Kawasaki, Japan, April 01, 2013
Fujitsu Laboratories Limited today announced the development of high-speed data processing technology that enables the timely utilization of big data, which is ever-expanding on account of such sources as social media. This development opens up new potential applications for e-commerce and other businesses.
Fujitsu Laboratories has tackled the problem of conducting real-time analysis of huge volumes of data, increasing overall system speed by a factor of five. Servers may be constantly becoming more technically advanced, but real-time analysis of big data has remained problematic without system-wide performance improvements. Fujitsu Laboratories' insight was to closely link data-analysis software running on a server and the data-management software that handles the data-storage process, then to vary the volume of data being processed at any one time in response to the frequency of processing requests from the data-analysis side. The result is the ability to execute quick analysis even when there is a sharp increase in server access.
An example of a real-world application of this technology could be the distribution of information to multiple users on a moving train. Based on the train's location obtained from the locational information on the mobile devices of the train's passengers, this technology could quickly offer any number of users information that they would find useful, such as a list of nearby shops or restaurants that have been trending for the past several minutes.
Background
Social media is generating enormous volumes of data, and real-world time-series data from sensors and locational information is continuously increasing. More than just data storage, it is important that big data undergo a variety of analyses to quickly extract any valuable information.
A typical example of big data use is recommendation analysis that estimates a person's next action based on social-media data or purchasing history. The process of tracing the connection between data elements contained in the flood of incoming messages, however, is hampered by the fact that the volume of data results and intermediate data of ongoing analysis is too large to be stored in memory.

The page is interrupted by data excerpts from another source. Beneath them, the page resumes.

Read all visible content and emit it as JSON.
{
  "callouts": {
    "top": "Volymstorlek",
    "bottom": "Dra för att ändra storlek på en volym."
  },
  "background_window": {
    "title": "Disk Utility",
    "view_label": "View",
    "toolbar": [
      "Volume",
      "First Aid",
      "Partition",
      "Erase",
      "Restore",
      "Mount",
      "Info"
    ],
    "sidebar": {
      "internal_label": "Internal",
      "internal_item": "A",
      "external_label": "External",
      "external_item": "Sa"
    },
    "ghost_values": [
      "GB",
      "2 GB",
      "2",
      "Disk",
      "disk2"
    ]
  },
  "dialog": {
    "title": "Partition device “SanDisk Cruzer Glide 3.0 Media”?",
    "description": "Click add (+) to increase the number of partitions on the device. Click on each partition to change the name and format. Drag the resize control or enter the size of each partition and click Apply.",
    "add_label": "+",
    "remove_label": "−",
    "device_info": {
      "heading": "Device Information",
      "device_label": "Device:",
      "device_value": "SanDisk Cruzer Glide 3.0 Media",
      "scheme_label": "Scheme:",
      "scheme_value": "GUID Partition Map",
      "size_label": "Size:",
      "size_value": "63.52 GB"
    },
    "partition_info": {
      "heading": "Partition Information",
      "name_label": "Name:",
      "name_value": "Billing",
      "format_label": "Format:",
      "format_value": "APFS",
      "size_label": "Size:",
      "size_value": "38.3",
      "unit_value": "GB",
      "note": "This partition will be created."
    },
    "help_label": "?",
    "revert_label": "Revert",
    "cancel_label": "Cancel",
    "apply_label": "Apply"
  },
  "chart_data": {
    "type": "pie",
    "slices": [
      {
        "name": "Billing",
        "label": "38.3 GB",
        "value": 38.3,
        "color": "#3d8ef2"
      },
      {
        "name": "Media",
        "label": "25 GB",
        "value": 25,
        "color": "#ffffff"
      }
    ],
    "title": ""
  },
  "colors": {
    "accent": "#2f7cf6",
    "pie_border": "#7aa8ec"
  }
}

Figure 1. Background to development and positioning of newly developed technology
Technological Issues
To handle a volume of data that cannot be contained in memory, a hard drive needs to be used as a storage device. The best way to make the most of the hard drive's performance is to continuously record large units of data, but if the unit is too big, performance declines and processing times lengthen. Conversely, when recording small units of data, there is an increase in disk access as data arrives with a higher frequency which diminishes performance. The ideal read/write unit is dictated by the frequency with which data arrives, so different conditions will result in different levels of efficiency and performance.
About the Technology
Fujitsu Laboratories has developed a technology that increases overall system performance by creating a close link between the data-analysis software running on the server and the data-management software that handles the data-storage process, then varying the volume of data being processed at any one time in response to the frequency of processing requests from the data-analysis side. Even when there is a sharp increase in people accessing the server, high-speed analyses can still be performed. Key features of this technology are as follows (Figure 2).
1. Data read/write in bulk
When reading data, the data-management software reads not only the data requested by the data-analysis side but also other data that is laid out nearby on the hard drive. The data-analysis software then selects and uses the necessary parts of this data. Likewise, when writing data, the data-analysis software specifies data that is not necessary and passes it to the data-management side, which then takes the bulk of data it receives and deploys it on the disk as near as the physical layout makes possible.
Performing read/write operations in larger bulks reduces the number of disk accesses and increases the system's overall throughput.
2. Dynamically adjusts the size of bulk read/write
To process as much as possible at one time, the data-analysis software reads more data than is needed, then the needed data is selected for processing. The ideal size for a bulk read will vary depending on conditions, so the system monitors the volume of arriving data and the pace of analysis to decide the size for bulk read/writes, making automatic adjustments for the best performance.
Figure 2. Rationale behind newly developed technology
This technology results in throughput five times faster than previously possible (Figure 3). This enables events transpiring minutes before to be reflected in analytic results, delivering valuable information quickly.
Figure 3. Impact of technology
Results
This technology can be used to distribute information to multiple users on a moving train based on the train's location, such as updated information on nearby sites or events of interest or trendy restaurants. In e-commerce, were a website to experience a sharp increase in the number of users accessing it before Christmas, it could still remain highly responsive. Performing big data analysis in real-time opens up new potential applications and business uses.
Future Plans
Fujitsu Laboratories will move forward in applying the technology to a variety of analysis applications and conduct verification testing with the aim of bringing it into commercial use in fiscal 2014.